Pirschen auf der Bockjagd in England

Glynn und Palle pirschen vorsichtig entlang einer breiten Hecke. Schon hier wird deutlich, dass das Revier über einen guten Rehwildbestand verfügt. Denn so hoch die Äser reichen, ist die Hecke verbissen. Schritt um Schritt geht es vorwärts. Doch trotz aller Vorsicht springt plötzlich ein Bock aus der Hecke und flüchtet über einen Maisacker davon. „Verdammt! Das ist ein Starker!“ Glynn hat in seinem Leben schon viele brave Böcke in Anblick gehabt. Und dieser gehört dazu. Da er sein Revier kennt und ahnt, wohin der Bock flüchten wird, überlegt er kurz, was zu tun ist. Er will ein kleines Wäldchen umgehen, um zu schauen, ob seine Ahnung zutrifft. Also los! Zehn Minuten später erreichen wir die andere Seite der Feldholzinsel und damit eine weitere Hecke. Palle ist der erste, der hinter dieser einen Blick riskiert. Im selben Moment erstarrt er zur Salzsäule. Irgendetwas hat er gesehen.

Ein wirklich starker Bock

Ich schließe ganz, ganz behutsam zu ihm auf, um zu sehen, was er sieht. Auf etwa 60 Meter erkenne ich ein aus dem Getreide herausragendes Rehbockhaupt. Donnerwetter, was für ein Gehörn! Hier und da hängen noch einige Bastfetzen, die den ersten Eindruck noch verstärken. Glynn lag richtig: Der Bock ist wirklich stark! Und Palle? Ihn hat das Jagdfieber auf der Bockjagd in England gepackt. Langsam nimmt er die Büchse von der Schulter, bringt sein Zweibein in Position und die Waffe darauf in Anschlag. Er ist schussbereit, ohne dass der Bock etwas mitbekommen hat. Und nun? Glynn pfeift kurz. Im selben Moment äugt der Bock in unsere Richtung. Da der schussbereite Palle zwar regungslos, aber völlig frei steht, kann der Bock ihn eigentlich nicht übersehen. Was wird er tun? Verunsichert wird der Starke hoch und äugt zu uns herüber. Dabei steht er brettelbreit. Und schon knallt es. Nach wenigen Fluchten bricht der Bock verendet im Kornfeld zusammen. Palle zittert am ganzen Körper, Glynn und ich nehmen den Erleger freudestrahlend in die Arme.

© Max Steinar

Eine Goldmedaille

Nach ausgiebigem Gedrücke gehen wir zum Bock, um ihn in Augenschein zu nehmen. Gewaltig, was er auf dem Haupt trägt! Ein etwas abnormer, älterer „Gentleman“ mit knuffiger Basis. Wahrlich, eine sehr begehrenswerte Trophäe. Die Auspunktung ergibt 148,2 CIC-Punkte – Gold auf der Bockjagd in England!

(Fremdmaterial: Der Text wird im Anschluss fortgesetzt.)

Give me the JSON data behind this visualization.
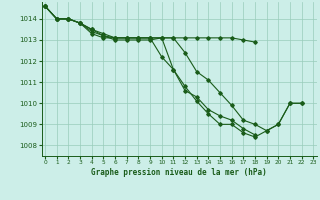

Eimerweise Goldmedaillen auf der Bockjagd in England

Nun sind Palle und ich bei Rod Vodden, einem anderen Jagdführer in Dorset zu Gast. Er ist ein toller Kerl mit reichlich Jagderfahrung. Alle englischen Jäger, die ich bislang getroffen habe, verwenden Schalldämpfer auf ihren Waffen. Rod schießt die Kaliber .243 Winchester und .270 Winchester mit selbstgeladener Munition. Er drückt uns die .243 Winchester in die Hand. Nun aber ab ins Revier. Wir stoppen an einer alten Scheune. Rod will uns einige der Böcke zeigen, die er im Laufe der Jahre erlegt hat. Er kommt mit einem großen Eimer voll mit Gehörnen aus dem Schuppen zurück. Hut ab! Zahlreiche Gehörne sind sicher Bronze-, Silber- oder gar Goldmedaillenböcke! Für uns Skandinavier ist nur traurig, welch geringe Wertschätzung der Engländer diesen äußerst begehrenswerten Trophäen entgegenbringt. Erlegen und dann ab in den Eimer mit dem Gehörn, das würde es bei uns nicht geben.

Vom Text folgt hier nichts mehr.